La guerra – civile fredda, come spesso è stata definita quella interna – lascia sempre macerie, feriti, lutti. La contrapposizione feroce fra conservatori e liberal, repubblicani e democratici sta mettendo a dura prova il sistema politico e costituzionale americano. La presidenza Biden, che sembrava poter individuare una via d’uscita alla guerra scatenata da Trump e dai suoi accoliti (guerra vera, come l’assalto al Campidoglio del 6 gennaio 2021 aveva dimostrato e come sta emergendo in modo drammatico dalle udienze in Congresso), si è incagliata negli scogli dell’inflazione, della crisi economica, delle resistenze all’interno del suo stesso partito, che gli ha impedito di far approvare il grande piano di finanziamento alle infrastrutture Build Back Better e più recentemente la legge sul cambiamento climatico.

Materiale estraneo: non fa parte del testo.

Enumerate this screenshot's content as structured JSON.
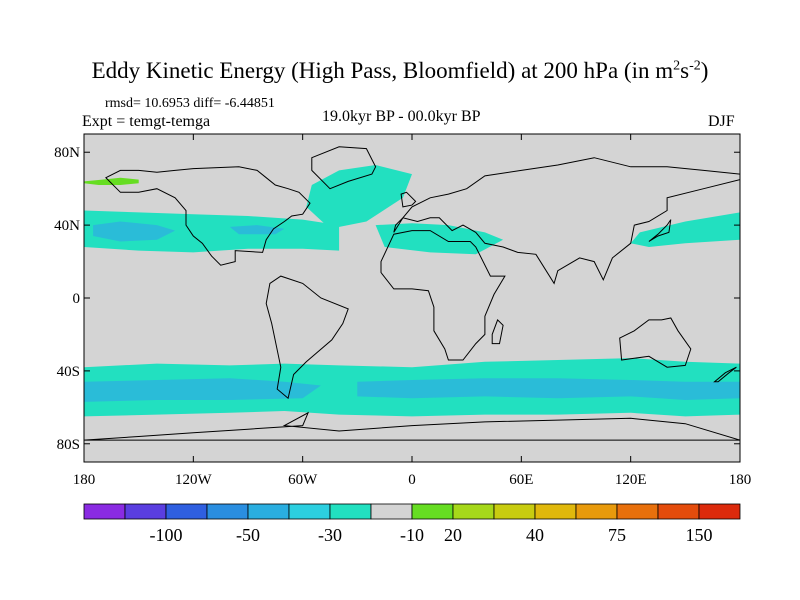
{
  "title": {
    "main": "Eddy Kinetic Energy (High Pass, Bloomfield) at 200 hPa (in m",
    "sup1": "2",
    "mid": "s",
    "sup2": "-2",
    "close": ")"
  },
  "stats": "rmsd= 10.6953 diff= -6.44851",
  "experiment": "Expt = temgt-temga",
  "period": "19.0kyr BP - 00.0kyr BP",
  "season": "DJF",
  "map": {
    "projection": "cylindrical equidistant",
    "lon_range": [
      -180,
      180
    ],
    "lat_range": [
      -90,
      90
    ],
    "background_color": "#d4d4d4",
    "lat_labels": [
      {
        "lat": 80,
        "label": "80N"
      },
      {
        "lat": 40,
        "label": "40N"
      },
      {
        "lat": 0,
        "label": "0"
      },
      {
        "lat": -40,
        "label": "40S"
      },
      {
        "lat": -80,
        "label": "80S"
      }
    ],
    "lon_labels": [
      {
        "lon": -180,
        "label": "180"
      },
      {
        "lon": -120,
        "label": "120W"
      },
      {
        "lon": -60,
        "label": "60W"
      },
      {
        "lon": 0,
        "label": "0"
      },
      {
        "lon": 60,
        "label": "60E"
      },
      {
        "lon": 120,
        "label": "120E"
      },
      {
        "lon": 180,
        "label": "180"
      }
    ],
    "anomaly_regions": [
      {
        "name": "nh-pacific-atlantic-band",
        "color": "#22e0c0",
        "lons": [
          -180,
          -150,
          -120,
          -90,
          -60,
          -40,
          -40,
          -60,
          -90,
          -120,
          -150,
          -180
        ],
        "lats": [
          48,
          47,
          46,
          45,
          43,
          40,
          26,
          27,
          27,
          25,
          26,
          28
        ]
      },
      {
        "name": "nh-pacific-core",
        "color": "#2abcd8",
        "lons": [
          -175,
          -160,
          -140,
          -130,
          -140,
          -160,
          -175
        ],
        "lats": [
          40,
          42,
          40,
          37,
          32,
          31,
          34
        ]
      },
      {
        "name": "nh-atlantic-core",
        "color": "#2abcd8",
        "lons": [
          -100,
          -85,
          -70,
          -75,
          -95
        ],
        "lats": [
          39,
          40,
          38,
          35,
          35
        ]
      },
      {
        "name": "north-atlantic-plume",
        "color": "#22e0c0",
        "lons": [
          -55,
          -40,
          -20,
          0,
          -5,
          -25,
          -45,
          -58
        ],
        "lats": [
          62,
          70,
          73,
          68,
          55,
          42,
          38,
          50
        ]
      },
      {
        "name": "africa-europe-band",
        "color": "#22e0c0",
        "lons": [
          -20,
          0,
          20,
          40,
          50,
          35,
          10,
          -15
        ],
        "lats": [
          40,
          41,
          40,
          36,
          32,
          24,
          25,
          28
        ]
      },
      {
        "name": "nw-pacific-band",
        "color": "#22e0c0",
        "lons": [
          125,
          150,
          180,
          180,
          150,
          130,
          120
        ],
        "lats": [
          36,
          42,
          47,
          32,
          30,
          28,
          30
        ]
      },
      {
        "name": "sh-ring",
        "color": "#22e0c0",
        "lons": [
          -180,
          -140,
          -100,
          -70,
          -40,
          0,
          40,
          80,
          120,
          150,
          180,
          180,
          150,
          120,
          80,
          40,
          0,
          -40,
          -70,
          -100,
          -140,
          -180
        ],
        "lats": [
          -38,
          -36,
          -37,
          -36,
          -37,
          -38,
          -35,
          -34,
          -33,
          -35,
          -36,
          -64,
          -65,
          -63,
          -64,
          -64,
          -65,
          -64,
          -62,
          -63,
          -64,
          -65
        ]
      },
      {
        "name": "sh-core-west",
        "color": "#2abcd8",
        "lons": [
          -180,
          -140,
          -100,
          -70,
          -50,
          -60,
          -100,
          -140,
          -180
        ],
        "lats": [
          -46,
          -45,
          -44,
          -46,
          -48,
          -55,
          -56,
          -56,
          -57
        ]
      },
      {
        "name": "sh-core-east",
        "color": "#2abcd8",
        "lons": [
          -30,
          0,
          40,
          80,
          120,
          150,
          180,
          180,
          150,
          120,
          80,
          40,
          0,
          -30
        ],
        "lats": [
          -46,
          -45,
          -44,
          -44,
          -45,
          -46,
          -46,
          -55,
          -56,
          -54,
          -55,
          -54,
          -55,
          -54
        ]
      },
      {
        "name": "alaska-positive",
        "color": "#66dd22",
        "lons": [
          -180,
          -170,
          -160,
          -150,
          -150,
          -160,
          -172,
          -180
        ],
        "lats": [
          64,
          65,
          66,
          65,
          63,
          62,
          62,
          63
        ]
      }
    ],
    "coastlines": [
      {
        "name": "north-america",
        "lons": [
          -168,
          -160,
          -150,
          -140,
          -130,
          -120,
          -95,
          -85,
          -80,
          -75,
          -68,
          -62,
          -56,
          -60,
          -66,
          -70,
          -76,
          -80,
          -82,
          -97,
          -97,
          -105,
          -110,
          -115,
          -120,
          -124,
          -124,
          -130,
          -140,
          -150,
          -160,
          -168
        ],
        "lats": [
          66,
          70,
          70,
          69,
          70,
          71,
          72,
          70,
          66,
          62,
          60,
          58,
          52,
          46,
          45,
          42,
          38,
          32,
          25,
          26,
          20,
          18,
          23,
          30,
          34,
          40,
          48,
          55,
          60,
          58,
          58,
          66
        ]
      },
      {
        "name": "greenland",
        "lons": [
          -55,
          -40,
          -25,
          -20,
          -22,
          -35,
          -45,
          -55
        ],
        "lats": [
          77,
          83,
          82,
          72,
          68,
          64,
          60,
          70
        ]
      },
      {
        "name": "south-america",
        "lons": [
          -78,
          -72,
          -60,
          -50,
          -35,
          -38,
          -44,
          -58,
          -65,
          -68,
          -74,
          -72,
          -77,
          -80,
          -78
        ],
        "lats": [
          8,
          12,
          8,
          0,
          -6,
          -14,
          -23,
          -35,
          -42,
          -55,
          -50,
          -38,
          -14,
          -3,
          8
        ]
      },
      {
        "name": "eurasia",
        "lons": [
          -10,
          -5,
          0,
          10,
          20,
          30,
          40,
          60,
          80,
          100,
          120,
          140,
          160,
          180,
          180,
          160,
          140,
          140,
          130,
          122,
          120,
          110,
          105,
          100,
          92,
          80,
          78,
          68,
          58,
          50,
          40,
          35,
          28,
          22,
          15,
          10,
          3,
          -5,
          -9,
          -10
        ],
        "lats": [
          36,
          44,
          50,
          55,
          57,
          60,
          67,
          70,
          73,
          77,
          72,
          72,
          70,
          68,
          65,
          60,
          55,
          48,
          42,
          40,
          30,
          22,
          10,
          20,
          22,
          15,
          8,
          24,
          25,
          28,
          30,
          36,
          40,
          37,
          44,
          44,
          42,
          44,
          40,
          36
        ]
      },
      {
        "name": "africa",
        "lons": [
          -17,
          -10,
          0,
          10,
          20,
          32,
          35,
          43,
          51,
          45,
          40,
          40,
          35,
          28,
          20,
          18,
          12,
          12,
          9,
          0,
          -10,
          -17
        ],
        "lats": [
          20,
          35,
          37,
          37,
          31,
          31,
          28,
          12,
          12,
          2,
          -10,
          -20,
          -25,
          -34,
          -34,
          -28,
          -18,
          -5,
          4,
          5,
          5,
          14
        ]
      },
      {
        "name": "australia",
        "lons": [
          114,
          122,
          130,
          137,
          142,
          146,
          153,
          150,
          140,
          130,
          115,
          114
        ],
        "lats": [
          -22,
          -18,
          -12,
          -12,
          -11,
          -18,
          -28,
          -37,
          -38,
          -32,
          -34,
          -22
        ]
      },
      {
        "name": "antarctica",
        "lons": [
          -180,
          -150,
          -120,
          -90,
          -60,
          -57,
          -70,
          -40,
          0,
          40,
          80,
          120,
          150,
          180
        ],
        "lats": [
          -78,
          -76,
          -74,
          -72,
          -70,
          -63,
          -70,
          -73,
          -70,
          -68,
          -67,
          -66,
          -69,
          -78
        ]
      },
      {
        "name": "uk",
        "lons": [
          -5,
          0,
          2,
          -3,
          -6,
          -5
        ],
        "lats": [
          50,
          51,
          53,
          58,
          57,
          50
        ]
      },
      {
        "name": "japan",
        "lons": [
          130,
          135,
          141,
          142,
          140,
          135,
          130
        ],
        "lats": [
          31,
          34,
          36,
          43,
          40,
          35,
          31
        ]
      },
      {
        "name": "new-zealand",
        "lons": [
          166,
          172,
          178,
          174,
          168,
          166
        ],
        "lats": [
          -46,
          -41,
          -38,
          -41,
          -46,
          -46
        ]
      },
      {
        "name": "madagascar",
        "lons": [
          44,
          48,
          50,
          47,
          44
        ],
        "lats": [
          -25,
          -25,
          -15,
          -12,
          -20
        ]
      }
    ]
  },
  "colorbar": {
    "colors": [
      "#8a2be2",
      "#5a3ee0",
      "#2f5fe0",
      "#2a8ee0",
      "#2aaee0",
      "#2ccfe0",
      "#22e0c0",
      "#d4d4d4",
      "#66dd22",
      "#a6d81a",
      "#c8cc10",
      "#e0b80c",
      "#e89a0c",
      "#e8700c",
      "#e44c0c",
      "#dc2a0c"
    ],
    "labels": [
      {
        "after_box": 2,
        "text": "-100"
      },
      {
        "after_box": 4,
        "text": "-50"
      },
      {
        "after_box": 6,
        "text": "-30"
      },
      {
        "after_box": 8,
        "text": "-10"
      },
      {
        "after_box": 9,
        "text": "20"
      },
      {
        "after_box": 11,
        "text": "40"
      },
      {
        "after_box": 13,
        "text": "75"
      },
      {
        "after_box": 15,
        "text": "150"
      }
    ]
  }
}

La percentuale di gradimento del Presidente in carica è fra le più basse registrate nella storia recente della presidenza (un risicato 38% in media), mettendo in serio pericolo la possibilità di una sua (già improbabile?) rielezione. La stessa vicepresidente Kamala Harris, inopportunamente celebrata da qualche giornale italiano come il fulcro della nuova presidenza, è in difficoltà e non gode di buona stampa, nonostante sia quella che con più forza ed efficacia si è espressa contro la decisione della Corte suprema sull’aborto.

Joe Biden e Kamala Harris
Presidente Joe Biden e la vicepresidente Kamala Harris

Le recenti sentenze della Corte suprema – contro Roe v. Wade, sul redistricting, sul depotenziamento dell’agenzia federale sull’ambiente – sono tuttavia qualcosa di più che l’espressione di una maggioranza conservatrice.

Di fronte alla disfunzionalità di un Congresso bloccato da veti reciproci, la Corte, come è già successo nella storia statunitense, ha colmato un vuoto politico (come spesso accade anche altrove),intervenendo laddove la politica aveva dimostrato di non poter o voler agire.

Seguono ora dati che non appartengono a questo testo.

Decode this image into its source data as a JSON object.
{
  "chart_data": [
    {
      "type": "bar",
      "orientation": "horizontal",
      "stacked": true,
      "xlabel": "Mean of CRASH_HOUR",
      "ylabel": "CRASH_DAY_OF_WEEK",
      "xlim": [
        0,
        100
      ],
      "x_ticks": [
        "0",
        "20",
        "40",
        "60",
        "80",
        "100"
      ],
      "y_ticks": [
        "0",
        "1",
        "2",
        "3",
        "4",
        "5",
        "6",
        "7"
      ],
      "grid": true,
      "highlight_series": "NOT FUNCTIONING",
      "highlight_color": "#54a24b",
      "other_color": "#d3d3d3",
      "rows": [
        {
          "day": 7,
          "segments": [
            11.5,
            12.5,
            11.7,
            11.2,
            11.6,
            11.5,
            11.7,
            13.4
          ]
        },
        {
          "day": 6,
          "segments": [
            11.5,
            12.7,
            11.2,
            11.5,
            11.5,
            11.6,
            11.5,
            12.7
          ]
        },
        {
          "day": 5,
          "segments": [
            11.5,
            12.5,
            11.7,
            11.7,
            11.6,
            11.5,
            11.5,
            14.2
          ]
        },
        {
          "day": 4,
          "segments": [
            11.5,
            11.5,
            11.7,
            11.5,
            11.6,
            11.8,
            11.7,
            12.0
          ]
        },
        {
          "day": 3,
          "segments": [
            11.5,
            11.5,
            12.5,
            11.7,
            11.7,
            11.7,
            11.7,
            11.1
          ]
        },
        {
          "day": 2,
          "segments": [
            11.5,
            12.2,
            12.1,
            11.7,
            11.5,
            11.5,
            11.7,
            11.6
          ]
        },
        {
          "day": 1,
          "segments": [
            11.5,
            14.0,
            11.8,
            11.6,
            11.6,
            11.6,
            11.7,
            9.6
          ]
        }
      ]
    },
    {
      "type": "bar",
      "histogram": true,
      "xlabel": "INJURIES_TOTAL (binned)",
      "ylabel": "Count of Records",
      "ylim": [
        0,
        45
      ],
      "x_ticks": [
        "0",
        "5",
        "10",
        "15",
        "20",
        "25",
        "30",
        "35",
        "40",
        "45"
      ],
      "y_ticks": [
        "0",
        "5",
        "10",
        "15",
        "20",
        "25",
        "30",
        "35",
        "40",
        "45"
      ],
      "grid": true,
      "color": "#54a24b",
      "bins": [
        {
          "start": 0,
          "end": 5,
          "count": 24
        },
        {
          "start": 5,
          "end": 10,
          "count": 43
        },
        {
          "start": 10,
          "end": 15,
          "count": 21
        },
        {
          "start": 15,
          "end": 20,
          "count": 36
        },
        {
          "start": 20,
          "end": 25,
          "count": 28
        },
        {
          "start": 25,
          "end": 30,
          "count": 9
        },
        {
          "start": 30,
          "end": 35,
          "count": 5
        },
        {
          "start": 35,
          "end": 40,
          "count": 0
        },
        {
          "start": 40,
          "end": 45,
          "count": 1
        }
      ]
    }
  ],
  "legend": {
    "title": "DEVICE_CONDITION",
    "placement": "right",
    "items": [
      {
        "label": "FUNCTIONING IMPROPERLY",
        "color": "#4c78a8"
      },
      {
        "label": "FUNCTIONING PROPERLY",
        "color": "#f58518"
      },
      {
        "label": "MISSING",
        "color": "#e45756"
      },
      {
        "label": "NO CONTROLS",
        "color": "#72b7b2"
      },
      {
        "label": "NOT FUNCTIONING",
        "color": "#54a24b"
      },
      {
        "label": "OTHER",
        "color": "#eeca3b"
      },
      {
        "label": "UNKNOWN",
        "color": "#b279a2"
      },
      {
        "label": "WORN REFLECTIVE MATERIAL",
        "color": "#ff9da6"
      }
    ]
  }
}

Ma, a differenza del passato, il pronunciamento della Corte si insinua in uno scontro politico senza precedenti, contro la maggioranza dell’opinione pubblica americana (a favore dell’aborto come pure di politiche di contrasto al cambiamento climatico e per una maggiore giustizia in termini di accesso alla rappresentanza politica), a favore di un partito, quello repubblicano, minoritario nel Paese, che mantiene il controllo (o tiene in scacco il sistema) in virtù di un sistema elettorale tanto farraginoso quanto ingiusto, con i continui attacchi, attraverso norme sempre più restrittive, ai diritti politici delle minoranze etniche e razziali.

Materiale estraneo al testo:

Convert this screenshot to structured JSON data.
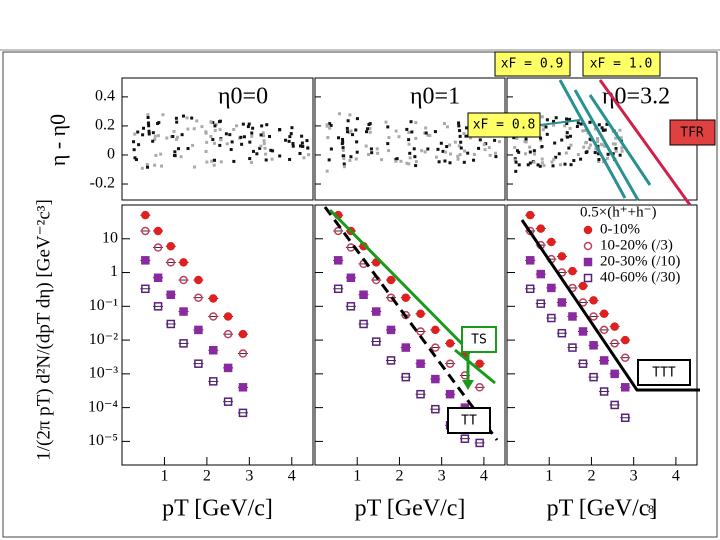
{
  "rapidity_panels": {
    "ylabel": "η - η0",
    "ylim": [
      -0.31,
      0.53
    ],
    "yticks": [
      0.4,
      0.2,
      0,
      -0.2
    ],
    "labels": [
      "η0=0",
      "η0=1",
      "η0=3.2"
    ]
  },
  "annotations": {
    "xf_09": "xF = 0.9",
    "xf_10": "xF = 1.0",
    "xf_08": "xF = 0.8",
    "tfr": "TFR",
    "ts": "TS",
    "tt": "TT",
    "ttt": "TTT"
  },
  "ylabel": "1/(2π pT) d²N/(dpT dη) [GeV⁻²c³]",
  "legend_title": "0.5×(h⁺+h⁻)",
  "page_number": "8",
  "chart_data": [
    {
      "type": "scatter",
      "xlabel": "pT [GeV/c]",
      "log_y": true,
      "xlim": [
        0,
        4.5
      ],
      "xticks": [
        1,
        2,
        3,
        4
      ],
      "ylim": [
        2e-06,
        100
      ],
      "yticks": [
        {
          "value": 10,
          "label": "10"
        },
        {
          "value": 1,
          "label": "1"
        },
        {
          "value": 0.1,
          "label": "10⁻¹"
        },
        {
          "value": 0.01,
          "label": "10⁻²"
        },
        {
          "value": 0.001,
          "label": "10⁻³"
        },
        {
          "value": 0.0001,
          "label": "10⁻⁴"
        },
        {
          "value": 1e-05,
          "label": "10⁻⁵"
        }
      ],
      "x": [
        0.55,
        0.85,
        1.15,
        1.45,
        1.8,
        2.15,
        2.5,
        2.85
      ],
      "series": [
        {
          "name": "0-10%",
          "color": "#e02020",
          "marker": "circle",
          "filled": true,
          "values": [
            50,
            17,
            6,
            2,
            0.6,
            0.17,
            0.05,
            0.015
          ]
        },
        {
          "name": "10-20% (/3)",
          "color": "#c04060",
          "marker": "circle",
          "filled": false,
          "values": [
            17,
            5.5,
            2,
            0.6,
            0.18,
            0.05,
            0.015,
            0.004
          ]
        },
        {
          "name": "20-30% (/10)",
          "color": "#8a2aa0",
          "marker": "square",
          "filled": true,
          "values": [
            2.3,
            0.7,
            0.22,
            0.07,
            0.02,
            0.005,
            0.0015,
            0.0004
          ]
        },
        {
          "name": "40-60% (/30)",
          "color": "#5a2080",
          "marker": "square",
          "filled": false,
          "values": [
            0.33,
            0.1,
            0.03,
            0.008,
            0.002,
            0.0006,
            0.00015,
            7e-05
          ]
        }
      ]
    },
    {
      "type": "scatter",
      "xlabel": "pT [GeV/c]",
      "log_y": true,
      "xlim": [
        0,
        4.5
      ],
      "xticks": [
        1,
        2,
        3,
        4
      ],
      "ylim": [
        2e-06,
        100
      ],
      "yticks": [
        10,
        1,
        0.1,
        0.01,
        0.001,
        0.0001,
        1e-05
      ],
      "x": [
        0.55,
        0.85,
        1.15,
        1.45,
        1.8,
        2.15,
        2.5,
        2.85,
        3.2,
        3.55,
        3.9
      ],
      "series": [
        {
          "name": "0-10%",
          "color": "#e02020",
          "marker": "circle",
          "filled": true,
          "values": [
            50,
            17,
            6,
            2,
            0.6,
            0.18,
            0.06,
            0.02,
            0.008,
            0.004,
            0.002
          ]
        },
        {
          "name": "10-20% (/3)",
          "color": "#c04060",
          "marker": "circle",
          "filled": false,
          "values": [
            17,
            5.5,
            1.8,
            0.6,
            0.18,
            0.055,
            0.018,
            0.006,
            0.002,
            0.0009,
            0.0004
          ]
        },
        {
          "name": "20-30% (/10)",
          "color": "#8a2aa0",
          "marker": "square",
          "filled": true,
          "values": [
            2.3,
            0.7,
            0.22,
            0.07,
            0.02,
            0.006,
            0.002,
            0.0007,
            0.00025,
            0.0001,
            5e-05
          ]
        },
        {
          "name": "40-60% (/30)",
          "color": "#5a2080",
          "marker": "square",
          "filled": false,
          "values": [
            0.33,
            0.1,
            0.03,
            0.009,
            0.0025,
            0.0008,
            0.00025,
            9e-05,
            3e-05,
            1.2e-05,
            9e-06
          ]
        }
      ]
    },
    {
      "type": "scatter",
      "xlabel": "pT [GeV/c]",
      "log_y": true,
      "xlim": [
        0,
        4.5
      ],
      "xticks": [
        1,
        2,
        3,
        4
      ],
      "ylim": [
        2e-06,
        100
      ],
      "yticks": [
        10,
        1,
        0.1,
        0.01,
        0.001,
        0.0001,
        1e-05
      ],
      "x": [
        0.55,
        0.8,
        1.05,
        1.3,
        1.55,
        1.8,
        2.05,
        2.3,
        2.55,
        2.8
      ],
      "series": [
        {
          "name": "0-10%",
          "color": "#e02020",
          "marker": "circle",
          "filled": true,
          "values": [
            50,
            20,
            8,
            3,
            1.1,
            0.4,
            0.15,
            0.06,
            0.025,
            0.01
          ]
        },
        {
          "name": "10-20% (/3)",
          "color": "#c04060",
          "marker": "circle",
          "filled": false,
          "values": [
            17,
            6.5,
            2.5,
            1,
            0.35,
            0.13,
            0.05,
            0.02,
            0.008,
            0.003
          ]
        },
        {
          "name": "20-30% (/10)",
          "color": "#8a2aa0",
          "marker": "square",
          "filled": true,
          "values": [
            2.3,
            0.9,
            0.35,
            0.13,
            0.05,
            0.018,
            0.007,
            0.0025,
            0.001,
            0.0004
          ]
        },
        {
          "name": "40-60% (/30)",
          "color": "#5a2080",
          "marker": "square",
          "filled": false,
          "values": [
            0.33,
            0.12,
            0.045,
            0.016,
            0.006,
            0.002,
            0.0008,
            0.0003,
            0.00012,
            5e-05
          ]
        }
      ]
    }
  ]
}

La sentenza della Corte sull’aborto può sicuramente costituire un incentivo per la mobilitazione dell’elettorato femminile e il partito democratico potrebbe di nuovo guadagnare dal cosiddetto gender gap (le donne votano più degli uomini e in prevalenza per il partito democratico). Tuttavia, la spirale inflattiva, la più alta degli ultimi 40 anni, che solleva scenari foschi e riporta all’interno dell’immaginario americano il fantasma della “crisi di fiducia” di carteriana memoria, sarà lo strumento usato dal partito repubblicano (che peraltro non può completamente sconfessare Trump) per riprendere il controllo del Congresso perché in questo modo può far leva sulle ansie di elettori appartenenti a minoranze, come quella ispanica, sensibili ai temi della crisi economica.

Le elezioni di metà mandato costituiranno quindi un test decisivo non solo per il futuro della presidenza Biden e per la possibilità di mantenere il controllo democratico sulla presidenza, ma per la tenuta del sistema stesso.

Una vittoria repubblicana, unita a una Corte sempre più assertiva in senso conservatore, metterà a dura prova il sistema costituzionale dei pesi e contrappesi. L’augurio è che il sistema non soccomba definitivamente sotto il macigno dei venti di guerra.